Он остановился, чтобы передохнуть, и я воспользовался этим, чтобы слегка походатайствовать.
— Вот ты упомянул о старейшинах, — робко инсинуировал я, — вот кабы…
— Имею в виду, — обнадежил он меня кратко. — Затем продолжаю. Вопрос третий: следует ли членам литературных отрядов присвоить штатное содержание, или же удобнее считать их занятия безмездными? На этот вопрос отвечают трояко: одни — в утвердительном смысле; другие — в отрицательном и, наконец, третьи говорят: следует, но в виде частного пособия, и притом келейно.* Отрицательной системы я не допускаю вовсе, потому что она до известной степени подрывает принцип ответственности, и притом уже доказала на деле свою несостоятельность. Систему келейных пособий я тоже не могу одобрить, потому что она, страдая тем же недостатком, как и система отрицательная, имеет, сверх того, и еще неудобство: так называемые субсидии сто́ят казне, по малой мере, столь же дорого, как и гласно выдаваемое жалованье. Затем остается система утвердительная, которую я и принимаю. Но что касается размера предполагаемых содержаний, то таковой поставлен мною в зависимости от состояния бюджета. Хорош бюджет — и жалованье хорошо; дурен бюджет — нет ничего. Но расписываешься в получении и в том, и в другом случае — обязательно.
— Вот-то будут о ниспослании хорошего бюджета бога молить! — невольно вырвалось у меня.
— Га! ты понял теперь, в чем заключается соль моего проекта! Вот это-то именно мне и нужно. Да-с, перестанут господа публицисты хихикать над бюджетом! перестанут-с! будут бога молить-с! Но пора кончить. Остается четвертый и последний вопрос: какому порядку надлежит следовать в видах пополнения отрядов, как при образовании их, так и на случай убылей? На это я отвечаю кратко: те же правила, какие проектированы мною для признания правоспособности молодых людей, могут быть применены и здесь. В среде племенных молодых людей деятели печати составят как бы status in statu;[40] это будут деятели племенные по преимуществу. Только одно лишнее требование я считаю полезным допустить — это знание латинских пословиц и изречений.* Знание это сообщает слогу колоритность, а писателю дает вид, как будто он нечто знает, но только не все сказать хочет. Затем остальное — пускай устроит жребий!
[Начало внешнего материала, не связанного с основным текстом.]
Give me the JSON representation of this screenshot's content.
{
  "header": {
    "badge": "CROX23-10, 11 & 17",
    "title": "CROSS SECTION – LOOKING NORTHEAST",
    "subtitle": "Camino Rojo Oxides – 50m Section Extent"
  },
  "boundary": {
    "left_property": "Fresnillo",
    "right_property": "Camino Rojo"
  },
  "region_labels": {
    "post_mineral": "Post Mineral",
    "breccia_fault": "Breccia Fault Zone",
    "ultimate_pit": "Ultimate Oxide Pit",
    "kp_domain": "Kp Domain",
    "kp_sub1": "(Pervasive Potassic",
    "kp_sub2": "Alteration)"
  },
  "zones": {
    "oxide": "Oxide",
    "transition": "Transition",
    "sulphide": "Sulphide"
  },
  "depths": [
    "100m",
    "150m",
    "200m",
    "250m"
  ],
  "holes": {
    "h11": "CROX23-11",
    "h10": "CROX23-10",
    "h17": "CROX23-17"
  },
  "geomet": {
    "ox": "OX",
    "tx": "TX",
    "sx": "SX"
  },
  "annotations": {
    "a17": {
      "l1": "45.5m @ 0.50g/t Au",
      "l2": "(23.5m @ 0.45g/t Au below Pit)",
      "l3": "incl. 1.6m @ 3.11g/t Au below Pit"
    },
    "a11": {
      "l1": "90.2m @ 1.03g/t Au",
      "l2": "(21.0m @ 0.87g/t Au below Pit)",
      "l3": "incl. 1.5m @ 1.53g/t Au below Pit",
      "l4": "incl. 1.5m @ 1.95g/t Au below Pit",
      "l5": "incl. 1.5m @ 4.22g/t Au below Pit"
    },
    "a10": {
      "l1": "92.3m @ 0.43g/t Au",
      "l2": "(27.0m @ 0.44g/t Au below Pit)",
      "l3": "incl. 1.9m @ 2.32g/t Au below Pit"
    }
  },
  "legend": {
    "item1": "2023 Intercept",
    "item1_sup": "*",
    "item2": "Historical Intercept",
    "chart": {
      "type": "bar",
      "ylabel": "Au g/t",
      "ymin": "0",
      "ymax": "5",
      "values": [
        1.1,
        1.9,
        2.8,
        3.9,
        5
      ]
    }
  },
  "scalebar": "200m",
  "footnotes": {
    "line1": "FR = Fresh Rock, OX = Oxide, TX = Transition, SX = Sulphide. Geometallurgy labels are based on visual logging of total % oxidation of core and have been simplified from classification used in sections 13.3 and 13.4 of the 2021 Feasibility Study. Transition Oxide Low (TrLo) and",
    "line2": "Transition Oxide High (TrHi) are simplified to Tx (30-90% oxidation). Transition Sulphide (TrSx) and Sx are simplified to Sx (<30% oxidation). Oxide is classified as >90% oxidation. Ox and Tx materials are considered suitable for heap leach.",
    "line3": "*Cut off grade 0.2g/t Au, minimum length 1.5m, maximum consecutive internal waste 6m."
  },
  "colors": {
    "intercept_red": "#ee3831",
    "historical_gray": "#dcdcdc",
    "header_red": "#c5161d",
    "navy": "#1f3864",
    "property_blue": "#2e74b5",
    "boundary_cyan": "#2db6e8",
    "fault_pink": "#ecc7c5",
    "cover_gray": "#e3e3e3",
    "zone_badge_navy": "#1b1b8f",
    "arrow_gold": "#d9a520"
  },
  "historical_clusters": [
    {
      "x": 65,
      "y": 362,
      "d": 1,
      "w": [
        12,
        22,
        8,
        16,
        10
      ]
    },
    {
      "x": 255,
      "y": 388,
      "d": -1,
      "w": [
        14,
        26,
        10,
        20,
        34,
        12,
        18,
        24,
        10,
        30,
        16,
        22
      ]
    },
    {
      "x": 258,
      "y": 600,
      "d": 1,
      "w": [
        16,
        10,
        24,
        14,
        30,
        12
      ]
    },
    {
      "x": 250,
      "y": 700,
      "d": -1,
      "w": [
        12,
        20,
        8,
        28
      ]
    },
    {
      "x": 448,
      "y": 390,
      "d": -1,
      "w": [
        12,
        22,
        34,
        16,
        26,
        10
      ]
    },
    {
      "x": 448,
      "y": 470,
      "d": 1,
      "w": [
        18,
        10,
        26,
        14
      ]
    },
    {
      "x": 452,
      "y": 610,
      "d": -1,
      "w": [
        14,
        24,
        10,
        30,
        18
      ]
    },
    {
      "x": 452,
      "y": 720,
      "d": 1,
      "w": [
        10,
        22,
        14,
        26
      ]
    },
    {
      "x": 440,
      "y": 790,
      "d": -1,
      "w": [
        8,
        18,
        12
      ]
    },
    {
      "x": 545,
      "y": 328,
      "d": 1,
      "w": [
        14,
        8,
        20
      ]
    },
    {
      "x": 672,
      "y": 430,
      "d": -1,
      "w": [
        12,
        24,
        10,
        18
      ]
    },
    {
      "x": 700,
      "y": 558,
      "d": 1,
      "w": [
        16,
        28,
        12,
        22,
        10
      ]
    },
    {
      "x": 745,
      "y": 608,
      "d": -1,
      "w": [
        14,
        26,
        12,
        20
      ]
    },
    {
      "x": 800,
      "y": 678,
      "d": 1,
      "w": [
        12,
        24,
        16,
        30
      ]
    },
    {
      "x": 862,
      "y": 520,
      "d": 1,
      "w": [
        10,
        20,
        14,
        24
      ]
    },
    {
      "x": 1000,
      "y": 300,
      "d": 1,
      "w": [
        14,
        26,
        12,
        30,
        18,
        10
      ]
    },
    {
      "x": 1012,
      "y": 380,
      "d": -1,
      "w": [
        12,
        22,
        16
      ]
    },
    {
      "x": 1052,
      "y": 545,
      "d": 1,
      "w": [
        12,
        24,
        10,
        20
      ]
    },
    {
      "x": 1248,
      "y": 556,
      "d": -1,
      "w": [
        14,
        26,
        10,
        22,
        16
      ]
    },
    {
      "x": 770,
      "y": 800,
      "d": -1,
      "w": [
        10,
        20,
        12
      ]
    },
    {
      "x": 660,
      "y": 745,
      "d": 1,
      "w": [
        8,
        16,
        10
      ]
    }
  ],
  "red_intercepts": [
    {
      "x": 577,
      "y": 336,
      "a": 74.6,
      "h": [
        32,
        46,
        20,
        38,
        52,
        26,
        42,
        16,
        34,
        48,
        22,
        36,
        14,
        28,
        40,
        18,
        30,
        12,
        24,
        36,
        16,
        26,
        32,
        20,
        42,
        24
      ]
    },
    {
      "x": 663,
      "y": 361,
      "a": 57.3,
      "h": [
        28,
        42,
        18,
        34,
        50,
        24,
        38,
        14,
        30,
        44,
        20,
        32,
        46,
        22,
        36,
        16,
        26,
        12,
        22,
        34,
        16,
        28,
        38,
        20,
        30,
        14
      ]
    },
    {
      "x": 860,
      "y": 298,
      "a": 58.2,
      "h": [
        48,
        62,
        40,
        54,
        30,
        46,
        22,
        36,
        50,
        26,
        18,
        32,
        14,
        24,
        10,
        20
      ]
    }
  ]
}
Он кончил и заторопился. На этот раз он даже не поинтересовался моим мнением: до такой степени рельефно выступала в его сознании непререкаемость проекта. Впрочем, он обещал невдолге вновь меня посетить и изложить мне свои проекты относительно упорядочения судов и земства.
— А при этом, быть может, придется нам коснуться и элеваторов, — присовокупил он, загадочно подмигнув мне глазом.
Письмо IV
Чтобы «Пестрые письма» воистину оправдывали это название, позвольте мне сделать небольшую экскурсию в область прошлого.
До «катастрофы» моя соседка, добрая Арина Михайловна Око́нцева, жила очень смирно. К этому времени ей было уж за тридцать, а мужу ее, Севастьяну Игнатьичу, годом-двумя побольше. Имение у них было из средних — по старому счету, душ триста; но, как люди старозаветные и неприхотливые, они довольствовались и малым. А так как, сверх того, они из деревни не выезжали, то это малое настолько граничило с изобилием, что дом Око́нцевых представлял собой полную чашу, в которой все говорило о запасливости и предусмотрительности домовитой хозяйки.
И муж, и жена жили душа в душу. Она взяла на себя все хлопоты по домашнему обиходу и по управлению имением; на нем — лежала только сладкая обязанность любить ее. Осьмнадцати лет Ариша была бодрою, свежею и сильною девушкой; такою же казалась она Севастьяну Игнатьичу и в тридцать лет, хотя значительно пошла в кость, обзавелась усиками и фигурой скорее напоминала солидно скроенного мужчину, нежели деликатную даму. С своей стороны, и Севастьян Игнатьич, в глазах Арины Михайловны, оставался все тем же обаятельным гусаром, каким он был, когда впервые пропел перед нею модный в то время романс: «Гусар, на саблю опираясь»*, хотя через пятнадцать лет благодаря усиленной выкормке он скорее напоминал средних лет скопца, нежели лихого корнета. Время не наложило своей всевластной руки на их взаимные отношения. Как в первую, так и в последнюю минуту оба помнили и понимали одно: он — что она Ариша, она — что он Савося. И что лучшего ничего они не выдумают, как любить друг друга.
Богатств у них не было, но не было и затей, которые заставляли бы чувствовать отсутствие богатства. Было все «свое», и в этом «своем» они себе не отказывали. Своя живность, свое варенье, свои наливки, свои смоквы, свое тепло, свой простор. Все некупленное, и притом являющееся как будто само собой, без усилий, без думы, точно волна за волной плывет, а за этой волной и еще волна виднеется. Поесть захотят — поедят; посидеть захотят — посидят, а не то, так и походят. Приемов они не делали и с гостями скучали (глаза при гостях у них слипались), хотя от хлебосольства не отказывались. Всего охотнее, по случаю всегдашней взаимной любви, они оставались с глазу на глаз, вдвоем.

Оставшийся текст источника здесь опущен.